Meskipun urutan mushaf (Utsmani) menempatkannya di urutan 112, perlu diketahui bahwa dari segi kronologi penurunan wahyu, Surat Al-Ikhlas diturunkan di Mekkah, termasuk golongan surat Makkiyah. Riwayat menyebutkan bahwa surat ini turun sebagai jawaban atas pertanyaan orang-orang musyrik (terkadang diwakili oleh kaum Quraisy atau Yahudi Madinah dalam beberapa riwayat) yang meminta Rasulullah SAW untuk menjelaskan nasab atau siapa Tuhan yang beliau sembah.
Allah SWT kemudian menurunkan surat ini sebagai jawaban definitif, menghilangkan segala keraguan dan antropomorfisme (menggambarkan Tuhan seperti makhluk). Jawaban ini sangat tegas dan definitif.
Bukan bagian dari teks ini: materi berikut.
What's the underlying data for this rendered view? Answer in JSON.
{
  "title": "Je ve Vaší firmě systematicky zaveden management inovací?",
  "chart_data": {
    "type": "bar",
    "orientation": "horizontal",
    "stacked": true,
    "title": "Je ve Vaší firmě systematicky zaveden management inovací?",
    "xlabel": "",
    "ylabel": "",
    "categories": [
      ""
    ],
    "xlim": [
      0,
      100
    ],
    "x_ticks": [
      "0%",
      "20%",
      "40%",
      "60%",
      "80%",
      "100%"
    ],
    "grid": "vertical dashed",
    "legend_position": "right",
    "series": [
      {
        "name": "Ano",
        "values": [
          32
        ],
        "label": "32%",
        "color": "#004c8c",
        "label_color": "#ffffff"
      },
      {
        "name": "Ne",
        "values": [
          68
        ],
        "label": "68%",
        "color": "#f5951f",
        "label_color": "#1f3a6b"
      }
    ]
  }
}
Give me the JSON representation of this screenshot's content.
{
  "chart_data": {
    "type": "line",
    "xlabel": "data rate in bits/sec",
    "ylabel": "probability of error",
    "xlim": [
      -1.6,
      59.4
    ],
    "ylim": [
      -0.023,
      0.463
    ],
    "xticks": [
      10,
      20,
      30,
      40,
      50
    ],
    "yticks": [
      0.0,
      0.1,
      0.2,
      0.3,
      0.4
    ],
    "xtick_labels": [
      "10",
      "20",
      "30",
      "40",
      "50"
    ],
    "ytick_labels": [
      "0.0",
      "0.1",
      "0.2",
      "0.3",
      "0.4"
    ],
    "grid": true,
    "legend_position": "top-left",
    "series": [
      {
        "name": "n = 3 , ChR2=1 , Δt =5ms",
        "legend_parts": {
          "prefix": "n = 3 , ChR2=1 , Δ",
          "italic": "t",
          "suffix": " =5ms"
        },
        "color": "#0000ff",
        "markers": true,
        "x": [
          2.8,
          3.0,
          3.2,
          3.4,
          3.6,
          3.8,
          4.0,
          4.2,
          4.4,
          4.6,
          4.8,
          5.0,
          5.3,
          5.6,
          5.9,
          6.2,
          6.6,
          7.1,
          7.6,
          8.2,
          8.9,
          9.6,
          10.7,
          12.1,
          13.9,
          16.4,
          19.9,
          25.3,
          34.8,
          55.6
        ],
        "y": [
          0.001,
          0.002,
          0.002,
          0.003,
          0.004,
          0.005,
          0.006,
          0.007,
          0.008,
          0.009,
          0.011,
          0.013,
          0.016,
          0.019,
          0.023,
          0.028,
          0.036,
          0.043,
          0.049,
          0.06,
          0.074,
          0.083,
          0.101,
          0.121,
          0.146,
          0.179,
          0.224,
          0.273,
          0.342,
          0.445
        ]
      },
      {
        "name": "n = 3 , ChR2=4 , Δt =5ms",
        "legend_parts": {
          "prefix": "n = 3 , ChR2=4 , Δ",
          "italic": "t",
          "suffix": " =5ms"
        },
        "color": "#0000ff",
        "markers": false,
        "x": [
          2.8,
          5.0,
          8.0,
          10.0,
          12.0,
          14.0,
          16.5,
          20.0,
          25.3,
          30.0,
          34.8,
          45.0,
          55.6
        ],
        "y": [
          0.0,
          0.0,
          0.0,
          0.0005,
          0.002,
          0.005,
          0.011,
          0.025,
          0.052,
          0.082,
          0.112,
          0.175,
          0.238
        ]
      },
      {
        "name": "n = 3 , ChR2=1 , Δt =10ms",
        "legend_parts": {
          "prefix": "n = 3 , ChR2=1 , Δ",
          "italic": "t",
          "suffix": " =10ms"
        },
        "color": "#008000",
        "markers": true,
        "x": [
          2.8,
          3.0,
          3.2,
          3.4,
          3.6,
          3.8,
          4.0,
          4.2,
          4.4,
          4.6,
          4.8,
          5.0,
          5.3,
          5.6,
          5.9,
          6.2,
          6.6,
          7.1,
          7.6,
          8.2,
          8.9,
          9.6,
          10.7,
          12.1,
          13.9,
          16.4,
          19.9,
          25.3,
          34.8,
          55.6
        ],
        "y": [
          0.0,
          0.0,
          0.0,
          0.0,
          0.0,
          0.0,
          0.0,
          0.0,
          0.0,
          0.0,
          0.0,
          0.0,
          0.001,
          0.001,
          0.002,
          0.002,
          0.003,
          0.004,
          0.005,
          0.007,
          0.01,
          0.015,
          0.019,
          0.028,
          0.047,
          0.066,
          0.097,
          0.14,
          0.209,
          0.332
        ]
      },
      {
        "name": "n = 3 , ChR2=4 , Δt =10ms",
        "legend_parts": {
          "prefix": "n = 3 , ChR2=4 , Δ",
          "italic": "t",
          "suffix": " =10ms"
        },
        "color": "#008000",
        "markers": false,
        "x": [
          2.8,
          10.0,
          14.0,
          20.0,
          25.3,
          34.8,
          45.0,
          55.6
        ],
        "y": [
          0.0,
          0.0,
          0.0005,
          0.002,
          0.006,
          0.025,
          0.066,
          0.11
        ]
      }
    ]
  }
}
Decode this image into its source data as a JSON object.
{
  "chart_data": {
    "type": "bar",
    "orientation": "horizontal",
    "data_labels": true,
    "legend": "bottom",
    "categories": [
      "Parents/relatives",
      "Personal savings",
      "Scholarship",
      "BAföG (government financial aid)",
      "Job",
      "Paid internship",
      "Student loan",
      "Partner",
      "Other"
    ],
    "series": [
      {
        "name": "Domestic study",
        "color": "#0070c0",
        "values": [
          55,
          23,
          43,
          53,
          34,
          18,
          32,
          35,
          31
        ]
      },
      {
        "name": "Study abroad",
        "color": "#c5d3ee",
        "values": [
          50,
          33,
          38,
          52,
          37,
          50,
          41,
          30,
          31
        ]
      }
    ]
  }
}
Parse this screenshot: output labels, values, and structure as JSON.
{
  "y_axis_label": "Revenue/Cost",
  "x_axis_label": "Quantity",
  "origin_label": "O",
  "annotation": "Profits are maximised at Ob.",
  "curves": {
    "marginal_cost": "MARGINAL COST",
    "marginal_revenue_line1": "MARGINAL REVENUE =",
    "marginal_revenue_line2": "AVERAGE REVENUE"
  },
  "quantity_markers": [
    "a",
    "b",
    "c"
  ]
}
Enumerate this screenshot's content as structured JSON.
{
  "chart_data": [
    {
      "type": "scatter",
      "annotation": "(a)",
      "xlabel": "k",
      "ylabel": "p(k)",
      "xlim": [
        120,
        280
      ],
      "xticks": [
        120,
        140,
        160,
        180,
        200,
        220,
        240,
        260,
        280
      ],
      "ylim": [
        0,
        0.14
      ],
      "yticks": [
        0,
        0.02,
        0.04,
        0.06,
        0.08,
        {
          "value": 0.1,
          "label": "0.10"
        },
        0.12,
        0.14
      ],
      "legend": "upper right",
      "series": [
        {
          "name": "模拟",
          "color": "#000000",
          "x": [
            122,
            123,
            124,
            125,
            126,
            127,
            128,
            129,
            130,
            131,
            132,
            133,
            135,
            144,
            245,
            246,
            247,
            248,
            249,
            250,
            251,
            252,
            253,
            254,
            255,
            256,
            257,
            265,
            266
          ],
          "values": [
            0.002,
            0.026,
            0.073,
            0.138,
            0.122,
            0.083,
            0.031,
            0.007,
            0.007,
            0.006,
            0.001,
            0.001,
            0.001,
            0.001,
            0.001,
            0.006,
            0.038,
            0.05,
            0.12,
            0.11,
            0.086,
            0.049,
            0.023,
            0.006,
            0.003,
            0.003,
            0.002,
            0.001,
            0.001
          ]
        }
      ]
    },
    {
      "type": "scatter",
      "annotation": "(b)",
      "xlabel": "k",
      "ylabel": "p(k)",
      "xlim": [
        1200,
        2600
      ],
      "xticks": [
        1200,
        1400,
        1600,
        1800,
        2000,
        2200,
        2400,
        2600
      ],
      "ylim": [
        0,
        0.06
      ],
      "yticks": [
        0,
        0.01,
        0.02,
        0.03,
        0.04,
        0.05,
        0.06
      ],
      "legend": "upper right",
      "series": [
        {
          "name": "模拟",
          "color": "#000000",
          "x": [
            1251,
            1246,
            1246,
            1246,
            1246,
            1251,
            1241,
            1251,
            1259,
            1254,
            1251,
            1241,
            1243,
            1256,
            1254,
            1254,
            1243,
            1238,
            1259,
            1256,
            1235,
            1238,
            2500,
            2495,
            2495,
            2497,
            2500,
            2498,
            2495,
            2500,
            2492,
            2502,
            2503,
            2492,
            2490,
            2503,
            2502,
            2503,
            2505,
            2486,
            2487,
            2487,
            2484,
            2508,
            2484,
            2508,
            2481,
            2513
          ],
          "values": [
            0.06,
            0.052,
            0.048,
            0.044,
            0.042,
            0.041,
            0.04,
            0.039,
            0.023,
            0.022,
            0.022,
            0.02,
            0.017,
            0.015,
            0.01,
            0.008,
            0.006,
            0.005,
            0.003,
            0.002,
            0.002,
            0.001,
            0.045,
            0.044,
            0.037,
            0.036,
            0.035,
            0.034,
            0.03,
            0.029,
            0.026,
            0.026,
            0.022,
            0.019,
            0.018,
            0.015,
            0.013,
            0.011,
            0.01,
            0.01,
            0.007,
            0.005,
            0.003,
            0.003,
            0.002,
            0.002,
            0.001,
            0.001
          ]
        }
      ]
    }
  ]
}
Ayat "Lam Yalid Wa Lam Yuulad" (tidak beranak dan tidak pula diperanakkan) menolak klaim sebagian agama lain tentang status ketuhanan Isa Al-Masih atau Uzair. Ayat terakhir, "Dan tidak ada seorang pun yang setara dengan-Nya," menyempurnakan penolakan terhadap segala bentuk perbandingan.
Jadi, ketika kita merujuk pada **surat Al-Ikhlas dalam Al-Qur'an urutan ke**, kita merujuk pada surat ke-112. Posisi ini, meskipun di akhir, menegaskan bahwa pemahaman yang murni tentang Allah (Tauhid) adalah kesimpulan dan puncak dari seluruh ajaran yang dibawa oleh Al-Qur'an. Memahami makna dan rutin membacanya, terutama saat pagi dan petang serta sebelum tidur, adalah cara efektif untuk menjaga kemurnian akidah kita di tengah tantangan zaman. Surat yang pendek ini adalah harta karun yang berfungsi sebagai penanda keikhlasan seorang hamba di hadapan Penciptanya.